Does this seem dodgy? You ask for a coach who is anti waste and he brings in more meetings.

Hopefully though there is a difference – the meeting is not a goal in its own right. The meeting should improve the interaction of the team, the team should not go to meetings because they are a bunch of tools following a process (yes I have said that before,).

So if I invite/drag people into a meeting, it should be a valuable meeting. It should also take the minimum time needed to create that value.

Keeping people on track is good

A valuable meeting is one where there is a clear purpose, people stay on task to achieve that purpose and people leave feeling that they got to participate.

In some meetings it is fair enough that people chat and catch up – if that is what they want and it is helping with the interaction.

In other meetings we want people to stay on track and not convert the meeting into a chat fest about how somebody should break down some stories in our backlog. So how do we stay on track?

Here are some ideas:

Start by reminding people of the purpose of the meeting and the commitment it will take.

  • For (someone) this meeting will provide (something) so they (get some value) is a possible way to intro a meeting. If this sounds too “user story-ish” then at least let people know whether this meeting is
    • To make a decision together
    • To discuss something so one person can make a decision
    • To inform people of things and have a general conversation
    • To commit to or track actions
  • If there are people coming for the first time, you could ask them what they want to get out of the meeting.
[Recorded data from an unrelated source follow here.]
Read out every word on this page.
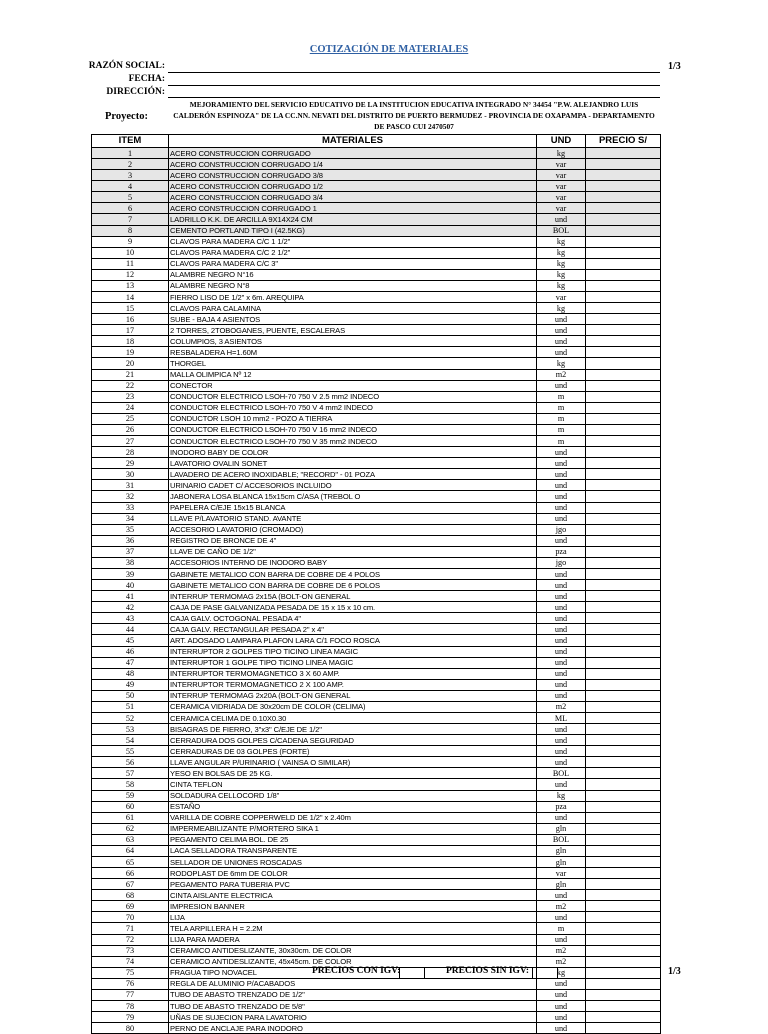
COTIZACIÓN DE MATERIALES
RAZÓN SOCIAL:	1/3
FECHA:
DIRECCIÓN:
Proyecto:
MEJORAMIENTO DEL SERVICIO EDUCATIVO DE LA INSTITUCION EDUCATIVA INTEGRADO N° 34454 "P.W. ALEJANDRO LUIS CALDERÓN ESPINOZA" DE LA CC.NN. NEVATI DEL DISTRITO DE PUERTO BERMUDEZ - PROVINCIA DE OXAPAMPA - DEPARTAMENTO DE PASCO CUI 2470507
ITEM	MATERIALES	UND	PRECIO S/
1	ACERO CONSTRUCCION CORRUGADO	kg	
2	ACERO CONSTRUCCION CORRUGADO 1/4	var	
3	ACERO CONSTRUCCION CORRUGADO 3/8	var	
4	ACERO CONSTRUCCION CORRUGADO 1/2	var	
5	ACERO CONSTRUCCION CORRUGADO 3/4	var	
6	ACERO CONSTRUCCION CORRUGADO 1	var	
7	LADRILLO K.K. DE ARCILLA 9X14X24 CM	und	
8	CEMENTO PORTLAND TIPO I (42.5KG)	BOL	
9	CLAVOS PARA MADERA C/C 1 1/2"	kg	
10	CLAVOS PARA MADERA C/C 2 1/2"	kg	
11	CLAVOS PARA MADERA C/C 3"	kg	
12	ALAMBRE NEGRO N°16	kg	
13	ALAMBRE NEGRO N°8	kg	
14	FIERRO LISO DE 1/2" x 6m. AREQUIPA	var	
15	CLAVOS PARA CALAMINA	kg	
16	SUBE - BAJA 4 ASIENTOS	und	
17	2 TORRES, 2TOBOGANES, PUENTE, ESCALERAS	und	
18	COLUMPIOS, 3 ASIENTOS	und	
19	RESBALADERA H=1.60M	und	
20	THORGEL	kg	
21	MALLA OLIMPICA Nº 12	m2	
22	CONECTOR	und	
23	CONDUCTOR ELECTRICO LSOH-70 750 V 2.5 mm2 INDECO	m	
24	CONDUCTOR ELECTRICO LSOH-70 750 V 4 mm2 INDECO	m	
25	CONDUCTOR LSOH 10 mm2 - POZO A TIERRA	m	
26	CONDUCTOR ELECTRICO LSOH-70 750 V 16 mm2 INDECO	m	
27	CONDUCTOR ELECTRICO LSOH-70 750 V 35 mm2 INDECO	m	
28	INODORO BABY DE COLOR	und	
29	LAVATORIO OVALIN SONET	und	
30	LAVADERO DE ACERO INOXIDABLE; "RECORD" - 01 POZA	und	
31	URINARIO CADET C/ ACCESORIOS INCLUIDO	und	
32	JABONERA LOSA BLANCA 15x15cm C/ASA (TREBOL O	und	
33	PAPELERA C/EJE 15x15 BLANCA	und	
34	LLAVE P/LAVATORIO STAND. AVANTE	und	
35	ACCESORIO LAVATORIO (CROMADO)	jgo	
36	REGISTRO DE BRONCE DE 4"	und	
37	LLAVE DE CAÑO DE 1/2"	pza	
38	ACCESORIOS INTERNO DE INODORO BABY	jgo	
39	GABINETE METALICO CON BARRA DE COBRE DE 4 POLOS	und	
40	GABINETE METALICO CON BARRA DE COBRE DE 6 POLOS	und	
41	INTERRUP TERMOMAG 2x15A (BOLT-ON GENERAL	und	
42	CAJA DE PASE GALVANIZADA PESADA DE 15 x 15 x 10 cm.	und	
43	CAJA GALV. OCTOGONAL PESADA 4"	und	
44	CAJA GALV. RECTANGULAR PESADA 2" x 4"	und	
45	ART. ADOSADO LAMPARA PLAFON LARA C/1 FOCO ROSCA	und	
46	INTERRUPTOR 2 GOLPES TIPO TICINO LINEA MAGIC	und	
47	INTERRUPTOR 1 GOLPE TIPO TICINO LINEA MAGIC	und	
48	INTERRUPTOR TERMOMAGNETICO 3 X 60 AMP.	und	
49	INTERRUPTOR TERMOMAGNETICO 2 X 100 AMP.	und	
50	INTERRUP TERMOMAG 2x20A (BOLT-ON GENERAL	und	
51	CERAMICA VIDRIADA DE 30x20cm DE COLOR (CELIMA)	m2	
52	CERAMICA CELIMA DE 0.10X0.30	ML	
53	BISAGRAS DE FIERRO, 3"x3" C/EJE DE 1/2"	und	
54	CERRADURA DOS GOLPES C/CADENA SEGURIDAD	und	
55	CERRADURAS DE 03 GOLPES (FORTE)	und	
56	LLAVE ANGULAR P/URINARIO ( VAINSA O SIMILAR)	und	
57	YESO EN BOLSAS DE 25 KG.	BOL	
58	CINTA TEFLON	und	
59	SOLDADURA CELLOCORD 1/8"	kg	
60	ESTAÑO	pza	
61	VARILLA DE COBRE COPPERWELD DE 1/2" x 2.40m	und	
62	IMPERMEABILIZANTE P/MORTERO SIKA 1	gln	
63	PEGAMENTO CELIMA BOL. DE 25	BOL	
64	LACA SELLADORA TRANSPARENTE	gln	
65	SELLADOR DE UNIONES ROSCADAS	gln	
66	RODOPLAST DE 6mm DE COLOR	var	
67	PEGAMENTO PARA TUBERIA PVC	gln	
68	CINTA AISLANTE ELECTRICA	und	
69	IMPRESION BANNER	m2	
70	LIJA	und	
71	TELA ARPILLERA H = 2.2M	m	
72	LIJA PARA MADERA	und	
73	CERAMICO ANTIDESLIZANTE, 30x30cm. DE COLOR	m2	
74	CERAMICO ANTIDESLIZANTE, 45x45cm. DE COLOR	m2	
75	FRAGUA TIPO NOVACEL	kg	
76	REGLA DE ALUMINIO P/ACABADOS	und	
77	TUBO DE ABASTO TRENZADO DE 1/2"	und	
78	TUBO DE ABASTO TRENZADO DE 5/8"	und	
79	UÑAS DE SUJECION PARA LAVATORIO	und	
80	PERNO DE ANCLAJE PARA INODORO	und	
PRECIOS CON IGV:	PRECIOS SIN IGV:	1/3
You can also ask if the right people are in the room – some might be happy to let others cover the topics or someone might be needed if you are going to reach an agreement
  • State how long the meeting should go for and ask if people plan to attend for the whole meeting and agree with the goal

Consider having an agenda

  • If you do an agenda, leave time in it to wrap things up at the end. Otherwise everyone will be rushing off when you try to come to an agreement
  • Consider adding time at the start to read any pre-reading or to secretly admit that people will come late
  • Think about the order you put things in. Put things you don’t really want to talk about at the end and look for a generally good flow

Consider having a “5 minute rule” or a “7 minute rule.”

This means that if people deviate from the agenda or topic, anyone in the room can start a clock running. After 5 minutes, they announce that time is up and the group agree to get back on task, or they agree that this deviation from the agenda is more important that the other topics.

Observe who talks and gently make time for others if needed

Some people will talk a lot and others will prefer to listen. This can be OK but it can also mean that the group are not really getting value from all the brain power in the room.

  • Give the task of taking minutes to the loudest person in the room so they are constantly distracted and shut down. You can even give them 3 tickets that they have to spend to talk, though this might seem extreme.
  • Stop for quick check-ins like a thumbs up or 5-finger vote to make sure things are on track
  • If you have time and presence, notice how much of the conversation is inquiry (asking questions), how much is advocacy (stating opinions) and how much is echoing (just repeating what others have said). Be brave and comment on this or ask people if they have questions/opinions

Warn people when the meeting is half over or near the end

  • I sometimes call a time out in meetings halfway through. I ask for a quick vote among the group to see if they are getting value and believe we are having the right discussions. Remember my superpower is bureaucracy so you might not do this, but I promise it works
  • State clearly something like “OK 15 minutes to go .. let’s focus on blah blay”
  • It can also be good to summarise the meeting at the end, referring back to the goal or to key agreements.
  • Sometimes it is worth rating the meeting half way through or at the end and then committing to improve where needed.

Don’t pretend to take minutes

  • Some people take minutes and action items, which seems like a good idea
  • Minutes are a good idea if you will want to refer back to them. Action items are a good idea if people will hold each other accountable for them.
  • Minutes and action items that will be lost in the void will undermine the sense of purpose in a meeting. If you will not use them after the meeting then just be honest and say you will rely on people to remember/do what they said.